Rocky Mountain Section - 75th Annual Meeting - 2025

Paper No. 9-8
Presentation Time: 8:00 AM-5:30 PM

TAYLOR PARK ROCK GLACIERS, EXPLORING GEOSPATIAL CONTROLS ON DISTRIBUTION AND HEADWALL INFLUENCE


WASICKO, Zane1, MARCHETTI, David1, ANDERSON, Leif2, ELLWEIN, Amy L.1 and COOP, Jonathan1, (1)Natural and Environmental Sciences Department, Western Colorado University, 600 N. Adams St, Gunnison, CO 81231, (2)Department of Geology and Geophysics, University of Utah, Salt Lake City, UT 84112

Taylor Park (Colorado) is located between the Elk and Sawatch Mountain ranges. It is a tectonically constrained basin consisting predominantly of Precambrian metamorphics and intrusives with smaller areas of Paleozoic sediments and Oligocene intrusives. Taylor Park is the upper drainage basin for the Taylor River, a tributary of the Colorado River. In the upper elevation areas of Taylor Park, precipitation is predominantly in the form of snowfall, with average precipitation values of 75-100 cm per year and MAAT of roughly 0 C. Previous studies on Taylor Park’s periglacial features have focused on mapping the extent of rock glaciers to make palaeoclimatic inferences as well as estimating select rock glacier ages using lichenometry. Here, remote sensing and field mapping were used to create a detailed inventory of Taylor Park's periglacial features with a focus on rock glaciers. 178 rock glaciers were identified, 142 of which were verified and characterized by field surveying. 68 rock glaciers were classified as active, 49 as intact, and 61 as extinct.
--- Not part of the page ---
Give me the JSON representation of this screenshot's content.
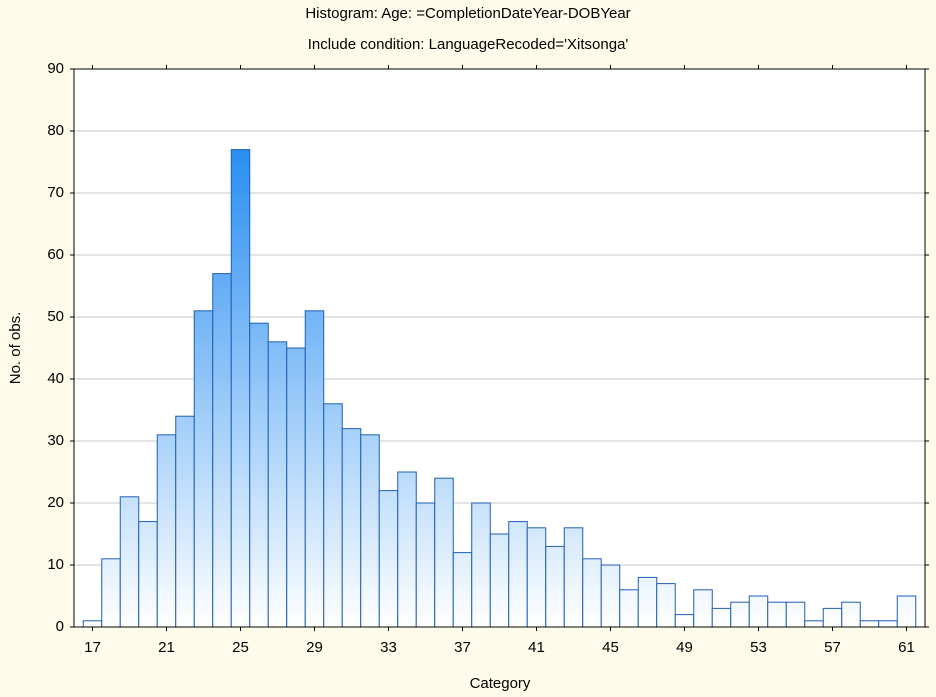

This database represents one of the largest and most detailed rock glacier inventories in the US. Using this database and recently available 1m DEMs, we explored geospatial controls of rock glacier activity status and distribution using ArcGIS Pro and R. Focus was placed on understanding headwall influence and the relationship between headwall steepness and rock glacier activity by investigating metrics such as slope, insolation, aspect, and elevation to gain insight on ablation rates, snow supply, and rock supply. A strong positive correlation was found between the mean elevation of the rock glacier body/headwall and activity status. A moderately positive correlation was found between the amount of steep area in a rock glacier headwall and its activity status. Aspect and insolation (calculated over the 2024 calendar year) did not correlate with activity status. These findings indicate that rock glacier activity status is more closely controlled by environmental factors that contribute to mass addition (rock and snow supply) versus factors that contribute to mass loss (melt rate and shading) within Taylor Park Colorado. While this finding is geographically constrained, it signifies a new way of understanding rock glacier spatial distribution.